Dividing $12.9 million by 2,626 employees yields a baseline cost of $4,912 per employee per year. This per-employee figure was applied across all 139.8 million employees in the Census dataset.
Industry Multipliers
Different industries have different data intensities. We used Flexera’s 2020 State of Tech Spend Report, which surveys CIOs on IT spending as a percentage of revenue, to create industry-specific multipliers.
The weighted average IT spend across all industries is 8.2%. Industries spending more than this average have higher data complexity and greater exposure to data quality costs; industries spending less have lower exposure.
Multipliers were calculated by dividing each industry’s IT spend percentage by the 8.2% weighted average.
For example: Software companies spend 24.7% of revenue on IT, yielding a multiplier of 3.01x. We averaged Software (3.01x) and Technology Hosting (1.94x) to produce a combined Information sector multiplier of 2.48x. Financial Services at 10% IT spend yields a 1.22x multiplier. Healthcare at 5% yields 0.61x. Retail at 6.2% yields 0.76x.
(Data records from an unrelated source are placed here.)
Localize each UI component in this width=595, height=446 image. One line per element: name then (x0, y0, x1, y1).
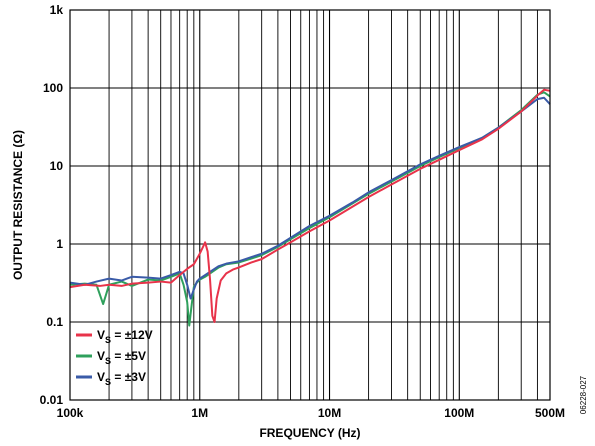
series-line-1 (69, 91, 551, 327)
x-tick-label: 100k (57, 406, 84, 420)
x-tick-label: 100M (444, 406, 474, 420)
x-tick-labels: 100k 1M 10M 100M 500M (57, 406, 565, 420)
legend-label: VS = ±5V (97, 349, 146, 366)
y-tick-label: 0.1 (46, 315, 63, 329)
y-tick-labels: 0.01 0.1 1 10 100 1k (40, 3, 64, 407)
figure-id: 06228-027 (579, 375, 588, 414)
y-tick-label: 100 (43, 81, 63, 95)
x-tick-label: 1M (191, 406, 208, 420)
series-line-2 (69, 96, 551, 300)
x-tick-label: 500M (535, 406, 565, 420)
legend: VS = ±12V VS = ±5V VS = ±3V (76, 328, 153, 387)
legend-label: VS = ±12V (97, 328, 153, 345)
grid-lines (70, 10, 550, 400)
legend-label: VS = ±3V (97, 370, 146, 387)
y-tick-label: 0.01 (40, 393, 64, 407)
plot-frame (69, 9, 551, 401)
y-tick-label: 10 (50, 159, 64, 173)
x-tick-label: 10M (318, 406, 341, 420)
x-axis-title: FREQUENCY (Hz) (259, 426, 360, 440)
y-tick-label: 1k (50, 3, 64, 17)
y-tick-label: 1 (56, 237, 63, 251)
series-line-0 (69, 88, 551, 323)
y-axis-title: OUTPUT RESISTANCE (Ω) (11, 130, 25, 280)
series-layer (69, 88, 551, 327)
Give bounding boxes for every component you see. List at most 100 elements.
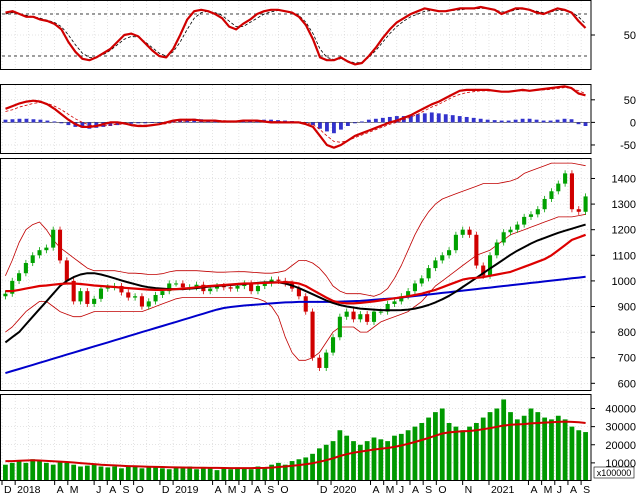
- macd-histogram-bar: [318, 122, 322, 129]
- macd-histogram-bar: [24, 118, 29, 123]
- y-tick-label: 1400: [612, 173, 636, 185]
- volume-bar: [9, 462, 15, 480]
- candle-body: [44, 247, 49, 251]
- volume-bar: [146, 467, 152, 480]
- volume-bar: [576, 430, 582, 480]
- macd-histogram-bar: [59, 122, 64, 124]
- macd-histogram-bar: [108, 122, 113, 126]
- volume-bar: [30, 459, 36, 480]
- candle-body: [30, 255, 35, 263]
- candle-body: [453, 234, 458, 251]
- y-tick-label: 1000: [612, 276, 636, 288]
- y-tick-label: 20000: [605, 440, 636, 452]
- volume-bar: [344, 435, 350, 480]
- candle-body: [92, 298, 97, 304]
- candle-body: [494, 242, 499, 256]
- candle-body: [440, 255, 445, 261]
- candle-body: [419, 278, 424, 284]
- macd-histogram-bar: [366, 119, 371, 123]
- volume-bar: [132, 465, 138, 480]
- macd-histogram-bar: [45, 120, 50, 123]
- y-tick-label: 1200: [612, 225, 636, 237]
- x-tick-label: A: [530, 484, 537, 495]
- candle-body: [515, 224, 520, 230]
- macd-histogram-bar: [534, 119, 539, 123]
- macd-histogram-bar: [485, 119, 490, 123]
- candle-body: [105, 287, 110, 289]
- volume-bar: [433, 412, 438, 480]
- x-tick-label: A: [57, 484, 64, 495]
- volume-bar: [514, 419, 520, 480]
- candle-body: [487, 255, 493, 276]
- volume-bar: [269, 464, 274, 480]
- volume-bar: [583, 432, 588, 480]
- volume-bar: [473, 423, 479, 480]
- candle-body: [371, 311, 377, 322]
- x-tick-label: J: [399, 484, 404, 495]
- volume-bar: [446, 423, 452, 480]
- candle-body: [180, 283, 185, 288]
- volume-bar: [262, 467, 268, 480]
- candle-body: [317, 357, 322, 368]
- moving-average-blue: [5, 275, 586, 375]
- candle-body: [64, 260, 69, 281]
- candle-body: [10, 280, 15, 294]
- macd-histogram-bar: [269, 119, 273, 123]
- x-tick-label: J: [557, 484, 562, 495]
- candle-body: [528, 214, 534, 217]
- y-tick-label: 700: [618, 353, 636, 365]
- macd-histogram-bar: [311, 122, 315, 126]
- volume-bar: [282, 464, 288, 480]
- macd-histogram-bar: [17, 118, 22, 123]
- x-tick-label: M: [386, 484, 395, 495]
- volume-bar: [105, 467, 111, 480]
- macd-line: [5, 85, 586, 149]
- volume-bar: [385, 441, 391, 480]
- volume-bar: [78, 466, 83, 480]
- volume-bar: [235, 467, 240, 480]
- macd-histogram-bar: [415, 114, 420, 123]
- macd-histogram-bar: [66, 122, 71, 126]
- candle-body: [139, 296, 144, 307]
- macd-histogram-bar: [332, 122, 336, 134]
- volume-bar: [480, 417, 486, 480]
- x-tick-label: O: [438, 484, 446, 495]
- candle-body: [221, 286, 226, 288]
- volume-bar: [562, 419, 568, 480]
- candle-body: [160, 291, 165, 295]
- x-tick-label: O: [136, 484, 144, 495]
- macd-histogram-bar: [443, 114, 448, 123]
- candle-body: [576, 209, 581, 212]
- macd-histogram-bar: [506, 120, 511, 123]
- y-tick-label: -50: [620, 140, 636, 152]
- volume-bar: [276, 462, 281, 480]
- volume-bar: [139, 468, 145, 480]
- x-tick-label: 2020: [333, 484, 357, 495]
- candle-body: [119, 286, 124, 293]
- volume-bar: [467, 426, 472, 480]
- x-tick-label: N: [465, 484, 473, 495]
- x-tick-label: 2019: [175, 484, 199, 495]
- x-tick-label: 2021: [491, 484, 515, 495]
- macd-histogram-bar: [520, 118, 525, 123]
- macd-histogram-bar: [136, 122, 141, 124]
- candle-body: [208, 288, 213, 292]
- candle-body: [501, 232, 506, 243]
- macd-histogram-bar: [359, 121, 364, 123]
- volume-bar: [289, 461, 295, 480]
- x-tick-label: A: [412, 484, 419, 495]
- volume-bar: [555, 415, 561, 480]
- macd-histogram-bar: [583, 122, 588, 126]
- volume-bar: [180, 468, 186, 480]
- candle-body: [474, 234, 479, 266]
- volume-bar: [3, 464, 8, 480]
- unit-box: [593, 466, 635, 479]
- candle-body: [37, 250, 42, 256]
- y-tick-label: 900: [618, 302, 636, 314]
- x-tick-label: S: [583, 484, 590, 495]
- volume-bar: [194, 469, 199, 480]
- macd-histogram-bar: [345, 122, 350, 126]
- x-tick-label: S: [267, 484, 274, 495]
- macd-histogram-bar: [150, 122, 155, 123]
For industries not covered by Flexera’s survey (Construction, Wholesale Trade, Educational Services, Arts and Entertainment, Real Estate, Utilities, Mining, Agriculture, and Administrative Support), we applied a 1.00x multiplier, equivalent to the weighted average IT spend.
Geographic Calculations
State and county totals were calculated by applying the per-employee cost ($4,912) and industry multipliers to employment data from County Business Patterns.
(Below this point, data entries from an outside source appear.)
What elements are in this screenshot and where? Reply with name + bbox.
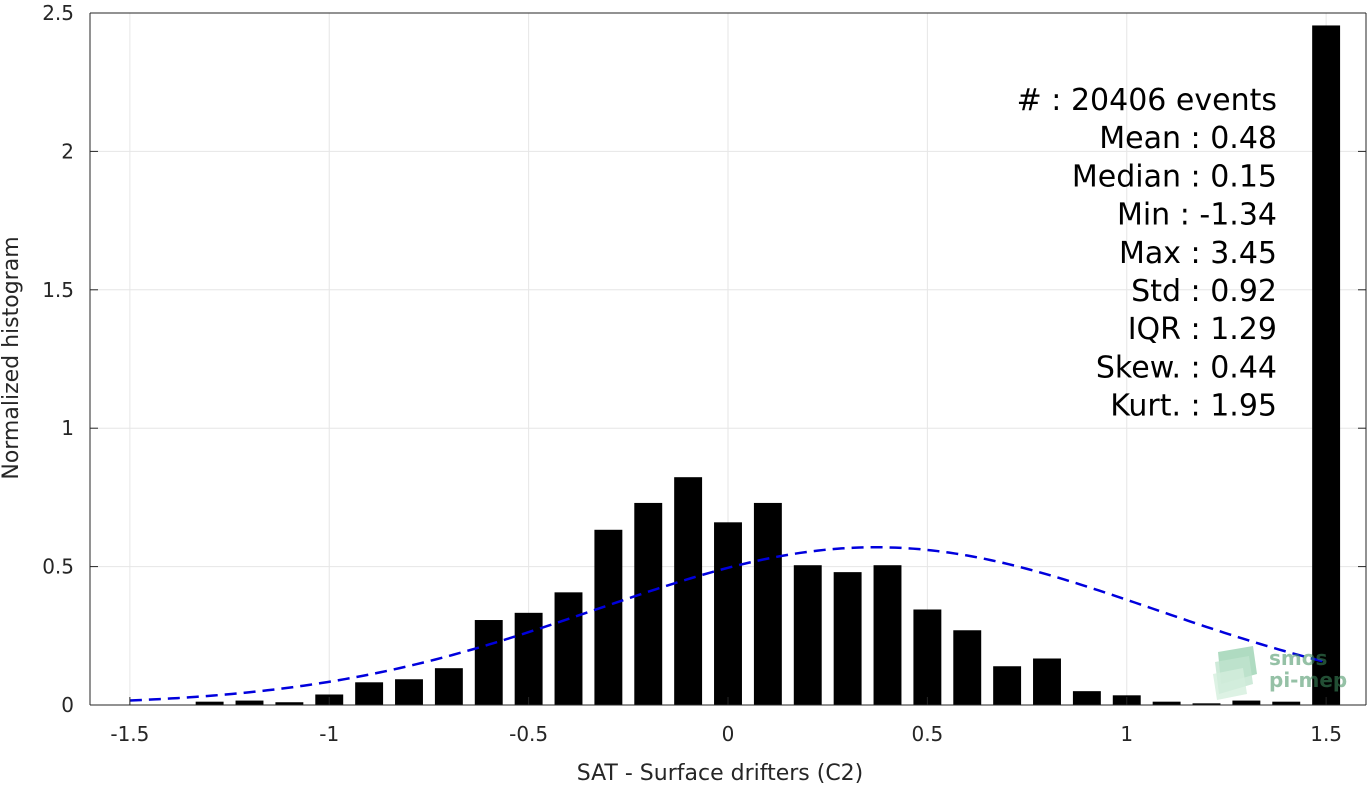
histogram-bar [1192, 703, 1221, 705]
logo-waves-icon [1213, 646, 1257, 700]
y-tick-label: 1 [61, 416, 74, 440]
x-axis-label: SAT - Surface drifters (C2) [577, 761, 864, 785]
histogram-bar [594, 529, 623, 705]
histogram-bar [913, 609, 942, 705]
bars-group [195, 25, 1341, 706]
y-tick-label: 0.5 [42, 555, 74, 579]
histogram-bar [474, 620, 503, 705]
histogram-bar [395, 679, 423, 705]
x-tick-label: 1.5 [1310, 722, 1342, 746]
statistics-line: Std : 0.92 [1131, 274, 1277, 309]
statistics-line: Mean : 0.48 [1099, 121, 1277, 156]
y-axis-label: Normalized histogram [0, 236, 24, 479]
histogram-bar [953, 630, 982, 705]
statistics-line: Kurt. : 1.95 [1110, 389, 1277, 424]
histogram-bar [195, 701, 224, 705]
histogram-bar [1152, 701, 1181, 705]
logo-text-line2: pi-mep [1269, 668, 1348, 692]
histogram-bar [1272, 701, 1301, 705]
histogram-bar [1312, 25, 1341, 706]
y-tick-labels: 0 0.5 1 1.5 2 2.5 [42, 1, 74, 717]
y-tick-label: 1.5 [42, 278, 74, 302]
histogram-bar [514, 612, 543, 705]
histogram-bar [434, 668, 463, 705]
smos-pimep-logo: smos pi-mep [1213, 644, 1353, 700]
histogram-bar [1033, 658, 1061, 705]
histogram-bar [554, 592, 583, 705]
x-tick-label: 1 [1120, 722, 1133, 746]
y-tick-label: 2 [61, 139, 74, 163]
histogram-bar [873, 565, 902, 705]
gaussian-fit-curve [129, 545, 1327, 702]
histogram-bar [634, 502, 663, 705]
histogram-bar [235, 700, 264, 705]
statistics-line: Max : 3.45 [1119, 236, 1277, 271]
histogram-bar [753, 502, 782, 705]
histogram-bar [993, 666, 1022, 705]
statistics-line: Skew. : 0.44 [1096, 350, 1277, 385]
histogram-bar [793, 565, 822, 705]
statistics-line: IQR : 1.29 [1128, 312, 1277, 347]
x-tick-label: -0.5 [509, 722, 548, 746]
histogram-bar [275, 702, 304, 705]
histogram-bar [1232, 700, 1261, 705]
logo-text-line1: smos [1269, 646, 1328, 670]
y-tick-label: 0 [61, 693, 74, 717]
axes-group [89, 12, 1367, 706]
histogram-bar [355, 682, 384, 705]
statistics-line: # : 20406 events [1017, 83, 1277, 118]
y-tick-label: 2.5 [42, 1, 74, 25]
histogram-bar [833, 572, 862, 705]
statistics-line: Median : 0.15 [1072, 159, 1277, 194]
x-tick-label: 0 [722, 722, 735, 746]
x-tick-label: 0.5 [911, 722, 943, 746]
x-tick-label: -1 [319, 722, 339, 746]
gaussian-fit-group [129, 545, 1327, 702]
x-tick-label: -1.5 [110, 722, 149, 746]
histogram-bar [674, 477, 703, 705]
statistics-line: Min : -1.34 [1117, 198, 1277, 233]
histogram-bar [714, 522, 742, 705]
x-tick-labels: -1.5 -1 -0.5 0 0.5 1 1.5 [110, 722, 1342, 746]
histogram-bar [1072, 691, 1101, 705]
For each geographic unit, we calculated: (Employees in Industry A × $4,912 × Industry A Multiplier) + (Employees in Industry B × $4,912 × Industry B Multiplier) for all industries present in that geography.
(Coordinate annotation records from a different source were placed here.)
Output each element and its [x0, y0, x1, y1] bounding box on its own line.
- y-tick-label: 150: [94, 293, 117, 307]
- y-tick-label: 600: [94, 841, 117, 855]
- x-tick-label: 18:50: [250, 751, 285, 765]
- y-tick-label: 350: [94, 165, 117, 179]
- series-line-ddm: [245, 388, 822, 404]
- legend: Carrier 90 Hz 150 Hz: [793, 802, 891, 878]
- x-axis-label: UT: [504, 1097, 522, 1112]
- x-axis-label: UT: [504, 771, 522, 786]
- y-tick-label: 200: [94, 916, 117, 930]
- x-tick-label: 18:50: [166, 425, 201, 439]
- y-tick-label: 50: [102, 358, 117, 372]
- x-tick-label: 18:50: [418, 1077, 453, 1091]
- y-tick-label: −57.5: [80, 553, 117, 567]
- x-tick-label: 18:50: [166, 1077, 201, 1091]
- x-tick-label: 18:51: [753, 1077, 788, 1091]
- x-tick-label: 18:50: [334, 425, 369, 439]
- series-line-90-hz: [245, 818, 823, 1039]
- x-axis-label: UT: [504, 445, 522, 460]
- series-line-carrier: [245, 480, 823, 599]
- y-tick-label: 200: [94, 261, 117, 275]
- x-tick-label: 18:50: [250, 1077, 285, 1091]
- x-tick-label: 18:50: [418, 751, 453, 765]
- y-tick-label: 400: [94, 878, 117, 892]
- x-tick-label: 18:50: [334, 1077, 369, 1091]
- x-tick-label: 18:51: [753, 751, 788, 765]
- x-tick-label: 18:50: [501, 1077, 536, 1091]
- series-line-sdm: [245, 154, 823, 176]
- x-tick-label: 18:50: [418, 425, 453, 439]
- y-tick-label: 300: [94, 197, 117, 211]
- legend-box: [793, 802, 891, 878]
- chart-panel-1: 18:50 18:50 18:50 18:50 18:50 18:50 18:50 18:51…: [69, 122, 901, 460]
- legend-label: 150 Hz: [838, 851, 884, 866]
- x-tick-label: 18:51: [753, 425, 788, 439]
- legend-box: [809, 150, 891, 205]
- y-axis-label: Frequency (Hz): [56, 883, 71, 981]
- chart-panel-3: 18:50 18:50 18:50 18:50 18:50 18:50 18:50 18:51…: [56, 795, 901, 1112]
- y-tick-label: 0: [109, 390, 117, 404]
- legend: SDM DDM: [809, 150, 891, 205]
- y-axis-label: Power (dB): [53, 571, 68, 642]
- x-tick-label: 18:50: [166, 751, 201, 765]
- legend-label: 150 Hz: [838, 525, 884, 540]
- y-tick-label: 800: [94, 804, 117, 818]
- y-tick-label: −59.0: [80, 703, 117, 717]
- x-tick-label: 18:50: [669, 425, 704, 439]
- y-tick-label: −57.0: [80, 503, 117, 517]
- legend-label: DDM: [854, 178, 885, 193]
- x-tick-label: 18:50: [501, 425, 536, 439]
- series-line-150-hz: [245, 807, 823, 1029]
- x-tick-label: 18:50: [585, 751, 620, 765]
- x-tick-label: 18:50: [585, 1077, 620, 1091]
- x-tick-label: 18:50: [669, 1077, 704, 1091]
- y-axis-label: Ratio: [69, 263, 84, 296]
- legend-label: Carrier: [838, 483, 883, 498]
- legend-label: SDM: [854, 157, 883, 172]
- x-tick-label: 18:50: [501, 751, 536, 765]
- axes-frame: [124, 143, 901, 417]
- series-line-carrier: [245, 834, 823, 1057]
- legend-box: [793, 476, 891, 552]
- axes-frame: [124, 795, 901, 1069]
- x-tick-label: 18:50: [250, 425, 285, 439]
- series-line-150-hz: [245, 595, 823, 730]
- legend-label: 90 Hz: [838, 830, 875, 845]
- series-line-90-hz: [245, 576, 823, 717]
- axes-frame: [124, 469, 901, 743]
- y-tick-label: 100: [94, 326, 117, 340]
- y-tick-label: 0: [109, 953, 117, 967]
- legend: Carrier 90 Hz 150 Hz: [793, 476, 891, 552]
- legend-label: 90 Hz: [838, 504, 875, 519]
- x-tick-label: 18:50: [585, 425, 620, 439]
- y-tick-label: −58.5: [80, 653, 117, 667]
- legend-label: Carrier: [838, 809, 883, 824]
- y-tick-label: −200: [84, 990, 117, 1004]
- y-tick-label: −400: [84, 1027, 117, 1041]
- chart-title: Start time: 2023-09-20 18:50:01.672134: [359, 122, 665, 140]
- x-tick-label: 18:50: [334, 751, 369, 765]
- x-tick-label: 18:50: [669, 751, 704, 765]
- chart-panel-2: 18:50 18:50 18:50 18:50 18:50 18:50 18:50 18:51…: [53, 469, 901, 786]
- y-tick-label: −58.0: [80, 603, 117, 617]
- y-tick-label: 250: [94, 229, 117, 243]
Cost per employee figures for states and counties reflect their industry mix. A county with high Information sector concentration will show a higher cost per employee than one dominated by hospitality, even though both use the same underlying methodology.
Data Sources
U.S. Census Bureau, County Business Patterns (2023): Employment and establishment counts by industry (2-digit NAICS), state, and county. Dataset covers 8.36 million establishments and 139.8 million employees. census.gov/data/datasets/2023/econ/cbp/2023-cbp.html
Gartner, Magic Quadrant for Data Quality Solutions (July 2020): Survey of 154 enterprise customers on estimated cost of poor data quality. gartner.com/en/data-analytics/topics/data-quality
Flexera, 2020 State of Tech Spend Report: IT spending as percentage of revenue by industry, based on CIO surveys. flexera.com/blog/perspectives/it-spending-by-industry
U.S. Bureau of Economic Analysis, Gross Domestic Product (Q3 2025): National GDP figure of $31.1 trillion used to calculate dirty data costs as a percentage of economic output. fred.stlouisfed.org/series/GDP
Limitations
The Gartner baseline comes from large enterprises already investing in data quality solutions, organisations that have quantified the problem. Smaller businesses may experience different cost profiles.
The industry multipliers assume IT spending intensity correlates with data quality cost exposure, this is a reasonable but unverified assumption.
Industries without Flexera coverage are assigned the weighted average multiplier, which may understate or overstate their actual exposure. All figures represent estimates intended to illustrate the scale of the problem, not precise measurements of actual costs.